Den dicksten Fisch angelte sich ein deutsches Konsortium unter Führung von Siemens: einen Auftrag für den Bau einer U-Bahn in Kanton im Wert von rund 700 Millionen Mark. Das Geschäft wird zur Hälfte mit zinsverbilligten Krediten aus Bonn finanziert. Auch die Airbus Industries kam nicht schlecht weg – sie verkauft sechs Jets im Wert von 800 Millionen Mark. Knapp 20 Verträge waren am Dienstag in der großen Halle des Volkes im Beisein von Li Peng und Kohl unterzeichnet worden. Dabei kam noch einmal Basaratmosphäre auf. Der chinesische Ministerpräsident Li Peng beklagte – assistiert von seinem Vize Zhu Rongji – die hohen Preise deutscher Produkte. Der Kanzler – sekundiert von Daimler-Benz- Chef Edzard Reuter – reagierte mit dem Verweis auf die gute Qualität aus deutschen Landen.

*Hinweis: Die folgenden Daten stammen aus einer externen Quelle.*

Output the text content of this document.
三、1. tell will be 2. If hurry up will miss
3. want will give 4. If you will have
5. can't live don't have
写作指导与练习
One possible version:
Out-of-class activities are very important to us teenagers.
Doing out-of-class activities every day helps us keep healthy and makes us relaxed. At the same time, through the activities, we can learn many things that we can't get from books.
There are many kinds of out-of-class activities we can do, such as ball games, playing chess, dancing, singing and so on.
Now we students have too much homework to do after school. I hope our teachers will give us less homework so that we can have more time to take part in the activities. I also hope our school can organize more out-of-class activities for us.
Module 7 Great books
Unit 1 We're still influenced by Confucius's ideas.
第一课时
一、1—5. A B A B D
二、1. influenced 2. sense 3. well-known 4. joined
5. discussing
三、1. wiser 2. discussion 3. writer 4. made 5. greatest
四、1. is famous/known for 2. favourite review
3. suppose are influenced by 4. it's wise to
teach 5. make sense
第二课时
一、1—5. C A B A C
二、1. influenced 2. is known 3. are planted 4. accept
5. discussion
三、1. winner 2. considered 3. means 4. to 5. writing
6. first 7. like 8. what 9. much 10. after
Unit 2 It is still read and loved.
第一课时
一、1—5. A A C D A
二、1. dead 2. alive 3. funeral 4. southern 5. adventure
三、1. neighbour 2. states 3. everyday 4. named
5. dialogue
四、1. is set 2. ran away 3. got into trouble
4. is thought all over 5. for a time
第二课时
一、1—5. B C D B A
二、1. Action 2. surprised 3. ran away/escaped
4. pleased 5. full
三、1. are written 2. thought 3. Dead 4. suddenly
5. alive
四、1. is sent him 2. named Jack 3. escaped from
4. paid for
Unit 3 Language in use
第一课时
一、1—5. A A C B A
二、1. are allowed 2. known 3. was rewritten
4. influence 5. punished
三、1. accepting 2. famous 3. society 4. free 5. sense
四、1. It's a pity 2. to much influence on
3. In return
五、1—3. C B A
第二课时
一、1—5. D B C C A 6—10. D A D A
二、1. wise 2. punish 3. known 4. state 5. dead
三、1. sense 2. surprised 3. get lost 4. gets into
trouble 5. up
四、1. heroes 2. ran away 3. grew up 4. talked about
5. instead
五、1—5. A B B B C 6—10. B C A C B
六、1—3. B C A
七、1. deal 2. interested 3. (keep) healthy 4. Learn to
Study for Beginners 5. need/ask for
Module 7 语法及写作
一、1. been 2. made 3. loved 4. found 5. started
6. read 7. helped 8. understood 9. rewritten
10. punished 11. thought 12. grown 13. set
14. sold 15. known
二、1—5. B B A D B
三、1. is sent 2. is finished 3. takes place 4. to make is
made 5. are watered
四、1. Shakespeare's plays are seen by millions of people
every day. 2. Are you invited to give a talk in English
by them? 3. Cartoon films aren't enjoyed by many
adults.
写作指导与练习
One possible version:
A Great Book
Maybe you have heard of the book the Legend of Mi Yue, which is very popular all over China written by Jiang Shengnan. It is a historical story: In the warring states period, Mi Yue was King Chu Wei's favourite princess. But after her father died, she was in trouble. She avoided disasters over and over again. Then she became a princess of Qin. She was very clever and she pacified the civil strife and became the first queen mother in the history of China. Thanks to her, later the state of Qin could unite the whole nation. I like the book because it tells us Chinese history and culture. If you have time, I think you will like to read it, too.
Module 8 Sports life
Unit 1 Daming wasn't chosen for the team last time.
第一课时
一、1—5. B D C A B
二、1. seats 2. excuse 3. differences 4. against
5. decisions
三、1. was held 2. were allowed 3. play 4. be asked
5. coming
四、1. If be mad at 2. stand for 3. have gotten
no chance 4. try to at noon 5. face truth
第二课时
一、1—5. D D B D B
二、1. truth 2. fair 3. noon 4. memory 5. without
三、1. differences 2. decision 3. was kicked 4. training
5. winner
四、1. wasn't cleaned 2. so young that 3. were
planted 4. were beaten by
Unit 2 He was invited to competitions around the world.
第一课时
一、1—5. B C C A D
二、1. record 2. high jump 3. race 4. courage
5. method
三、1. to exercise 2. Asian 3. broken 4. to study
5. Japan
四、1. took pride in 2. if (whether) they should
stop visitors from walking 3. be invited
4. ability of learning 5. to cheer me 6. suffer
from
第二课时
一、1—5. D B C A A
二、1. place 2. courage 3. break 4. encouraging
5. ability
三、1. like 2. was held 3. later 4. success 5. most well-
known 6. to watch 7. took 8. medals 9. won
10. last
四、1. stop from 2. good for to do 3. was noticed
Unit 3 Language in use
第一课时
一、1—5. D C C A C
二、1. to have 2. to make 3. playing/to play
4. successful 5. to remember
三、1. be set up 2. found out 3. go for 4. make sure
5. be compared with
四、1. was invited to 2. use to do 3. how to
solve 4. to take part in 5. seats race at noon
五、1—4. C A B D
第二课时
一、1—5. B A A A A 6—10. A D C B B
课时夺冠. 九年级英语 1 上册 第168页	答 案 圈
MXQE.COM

Die Gespräche mit Regierungschef Li Peng, Zhu Rongji, Staatspräsident Jiang Zemin und dem Vorsitzenden des Scheinparlaments Nationaler Volkskongreß wurden von der beklagenswerten Lage der Menschenrechte in China nicht getrübt: Glaubt man dem gemütlichen Pfälzer, so waren sie allesamt „ungewöhnlich offen, konstruktiv und freundlich“. Natürlich, so der Kanzler, habe er auch die Menschenrechte angesprochen. Dabei habe er auch eine Liste mit mehr als 20 Namen politischer Gefangener übergeben. Die werde derzeit von den chinesischen Behörden überprüft. Kohl will auch schon erste „positive Signale“ vernommen haben; über konkrete Ergebnisse schwieg er sich aus. Wer von den anwesenden Journalisten sich damit nicht zufrieden gab, wurde ziemlich rüde abgebügelt. Auf keinen Fall wollte Kohl den Erfolg seines Besuchs mit Fortschritten in der Menschenrechtsfrage verknüpft sehen.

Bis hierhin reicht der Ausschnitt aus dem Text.